Auf der Suche nach einem Nutzungskonzept kam ein Kontakt zu den Professoren Alexander Richter und Yadegar Asisi von der Technischen Fachhochschule Berlin zustande. Der oben eingebettete Film ist ein Ergebnis der daraus entstandenen Kooperation, eine Entwurfsarbeit von Emanuel Weu.

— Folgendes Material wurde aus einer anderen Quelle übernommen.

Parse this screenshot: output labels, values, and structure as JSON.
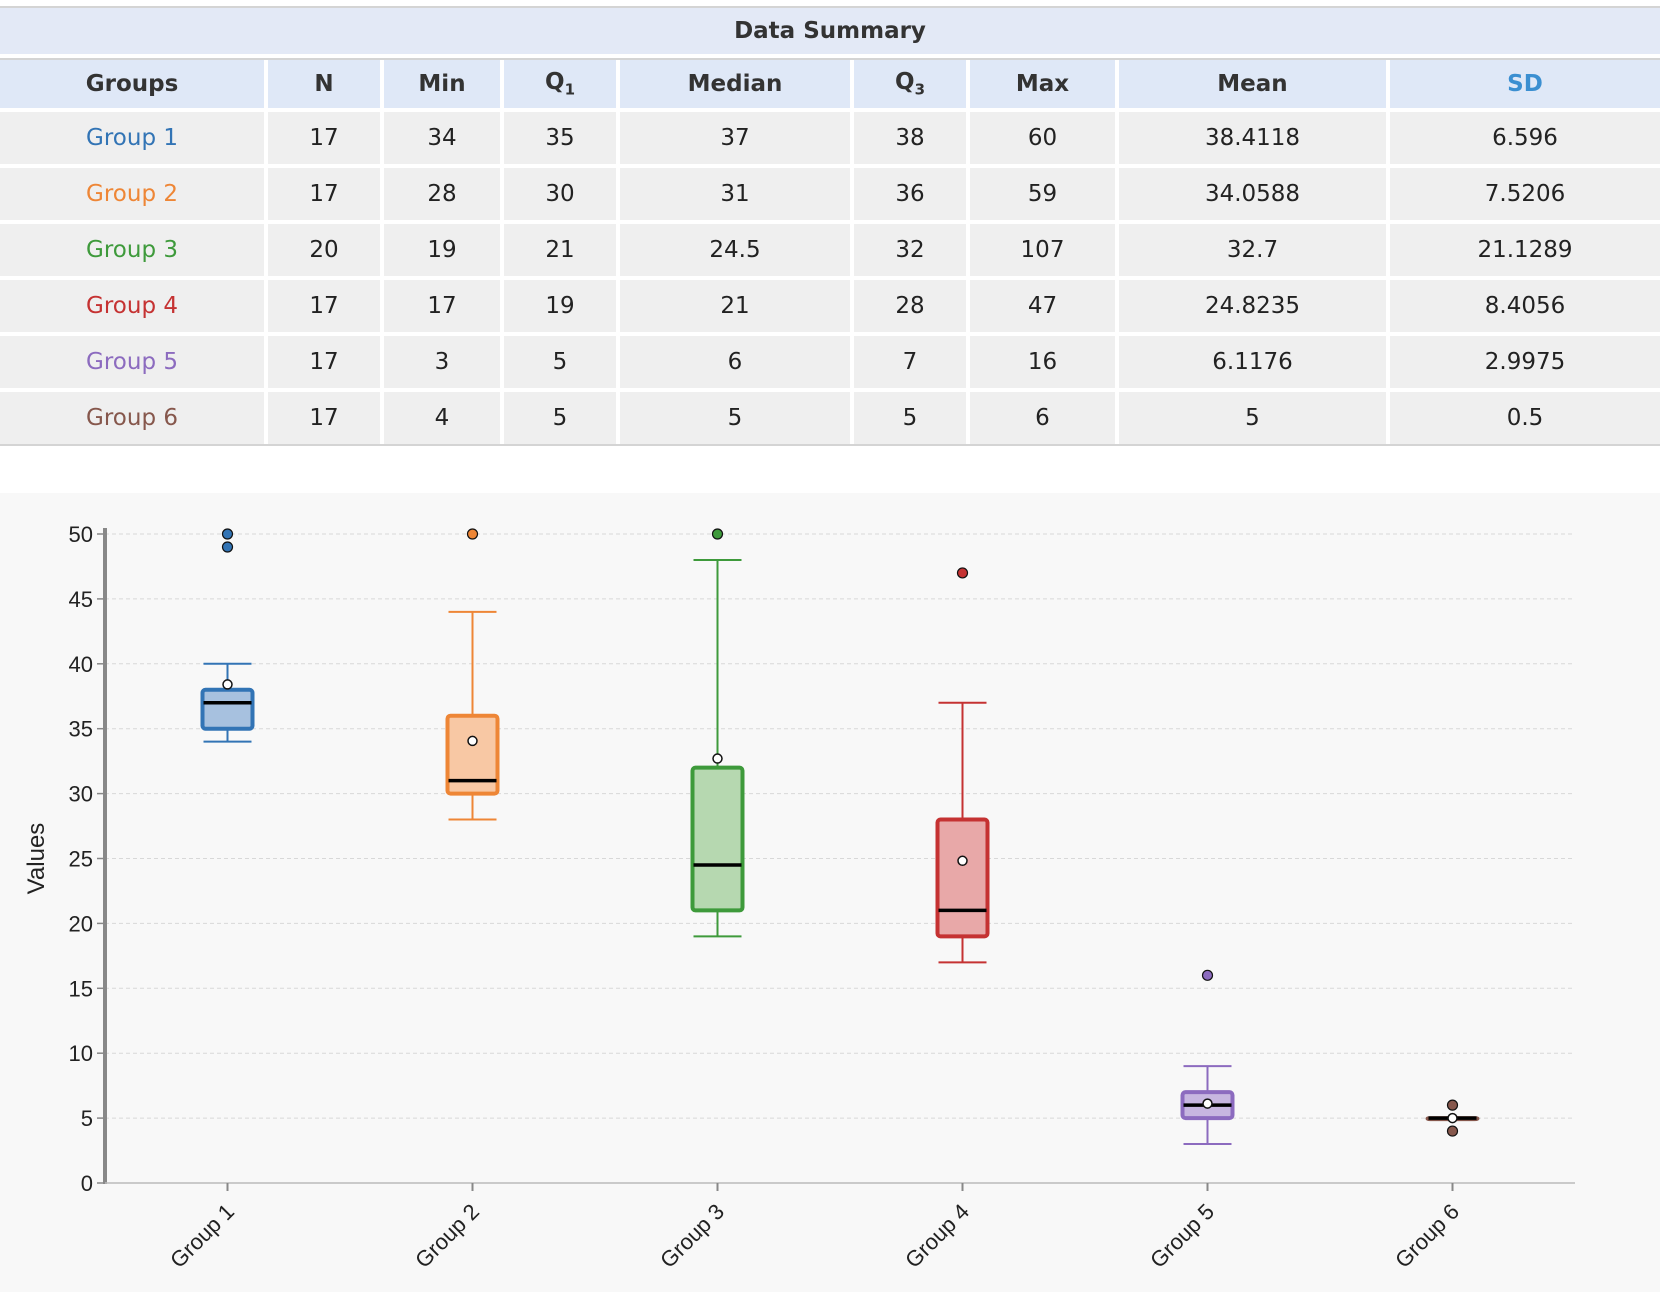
{
  "table": {
    "caption": "Data Summary",
    "headers": {
      "groups": "Groups",
      "n": "N",
      "min": "Min",
      "q1_base": "Q",
      "q1_sub": "1",
      "median": "Median",
      "q3_base": "Q",
      "q3_sub": "3",
      "max": "Max",
      "mean": "Mean",
      "sd": "SD"
    },
    "header_sd_color": "#3b8fd1",
    "rows": [
      {
        "group": "Group 1",
        "color": "#3274b5",
        "n": "17",
        "min": "34",
        "q1": "35",
        "median": "37",
        "q3": "38",
        "max": "60",
        "mean": "38.4118",
        "sd": "6.596"
      },
      {
        "group": "Group 2",
        "color": "#ee8636",
        "n": "17",
        "min": "28",
        "q1": "30",
        "median": "31",
        "q3": "36",
        "max": "59",
        "mean": "34.0588",
        "sd": "7.5206"
      },
      {
        "group": "Group 3",
        "color": "#3e9a3b",
        "n": "20",
        "min": "19",
        "q1": "21",
        "median": "24.5",
        "q3": "32",
        "max": "107",
        "mean": "32.7",
        "sd": "21.1289"
      },
      {
        "group": "Group 4",
        "color": "#c53232",
        "n": "17",
        "min": "17",
        "q1": "19",
        "median": "21",
        "q3": "28",
        "max": "47",
        "mean": "24.8235",
        "sd": "8.4056"
      },
      {
        "group": "Group 5",
        "color": "#8c6bbf",
        "n": "17",
        "min": "3",
        "q1": "5",
        "median": "6",
        "q3": "7",
        "max": "16",
        "mean": "6.1176",
        "sd": "2.9975"
      },
      {
        "group": "Group 6",
        "color": "#86574c",
        "n": "17",
        "min": "4",
        "q1": "5",
        "median": "5",
        "q3": "5",
        "max": "6",
        "mean": "5",
        "sd": "0.5"
      }
    ]
  },
  "chart_data": {
    "type": "boxplot",
    "ylabel": "Values",
    "ylim": [
      0,
      50
    ],
    "yticks": [
      0,
      5,
      10,
      15,
      20,
      25,
      30,
      35,
      40,
      45,
      50
    ],
    "grid": true,
    "categories": [
      "Group 1",
      "Group 2",
      "Group 3",
      "Group 4",
      "Group 5",
      "Group 6"
    ],
    "series": [
      {
        "name": "Group 1",
        "color": "#3274b5",
        "fill": "#a7c1df",
        "whisker_low": 34,
        "q1": 35,
        "median": 37,
        "q3": 38,
        "whisker_high": 40,
        "mean": 38.4118,
        "outliers": [
          49,
          50
        ]
      },
      {
        "name": "Group 2",
        "color": "#ee8636",
        "fill": "#f8c8a4",
        "whisker_low": 28,
        "q1": 30,
        "median": 31,
        "q3": 36,
        "whisker_high": 44,
        "mean": 34.0588,
        "outliers": [
          50
        ]
      },
      {
        "name": "Group 3",
        "color": "#3e9a3b",
        "fill": "#b6d8b0",
        "whisker_low": 19,
        "q1": 21,
        "median": 24.5,
        "q3": 32,
        "whisker_high": 48,
        "mean": 32.7,
        "outliers": [
          50
        ]
      },
      {
        "name": "Group 4",
        "color": "#c53232",
        "fill": "#e8a8a8",
        "whisker_low": 17,
        "q1": 19,
        "median": 21,
        "q3": 28,
        "whisker_high": 37,
        "mean": 24.8235,
        "outliers": [
          47
        ]
      },
      {
        "name": "Group 5",
        "color": "#8c6bbf",
        "fill": "#c7b6e0",
        "whisker_low": 3,
        "q1": 5,
        "median": 6,
        "q3": 7,
        "whisker_high": 9,
        "mean": 6.1176,
        "outliers": [
          16
        ]
      },
      {
        "name": "Group 6",
        "color": "#86574c",
        "fill": "#c9a89f",
        "whisker_low": 5,
        "q1": 5,
        "median": 5,
        "q3": 5,
        "whisker_high": 5,
        "mean": 5,
        "outliers": [
          4,
          6
        ]
      }
    ]
  }
}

02:23 min, ohne Kommentar, via YouTube

Über seinen Entwurf schreibt Emanuel Weu:

Ausgangspunkt für meine städtebaulichen Überlegungen war die Unauffälligkeit des Gebäudes im Stadtraum trotz seiner enormen Ausmaße. Die Schlussfolgerung für mich war, dass der Stadtraum um das Gebäude neu strukturiert werden muss, um dem Gebäude die nötige Fassung zu geben und es entsprechend seiner neuen Funktion würdig zu inszenieren. Das Gebäude richtet sich nach meinem Entwurf längs zum neu gestalteten Platz aus. Von hier aus erfolgt auch die Erschließung.

Der Eingang wird bestimmt durch den Wasserfall, der sich in den Platz ergießt und dort seine Ruhe findet. Entwurfsgedanke dabei war es, die Kraft und Energie die in dem Gebäude steckt, nach außen zu bringen. Auf dem Platz entsteht eine Sogwirkung bei der der Besucher in das Gebäude hinein gezogen wird.

Das Gebäude selbst ist in drei Teile aufgeteilt. Im mittleren Teil befindet sich die Erschließung und sogleich die kommunikative Zone. Der nördliche Teil wird in zwei Funktionen geteilt. Ab Ebene 8 Meter eine Bibliothek und in den obersten zwei Geschossen der Kunstbereich. Im südlichen Seitenschiff wurde ein Palmengarten (Lesegarten für die Bibliothek) installiert. Das Zusammenspiel von Architektur zu Wasser und Natur soll den Innenraum neu beleben und ihm zu gleich eine innere Ruhe geben.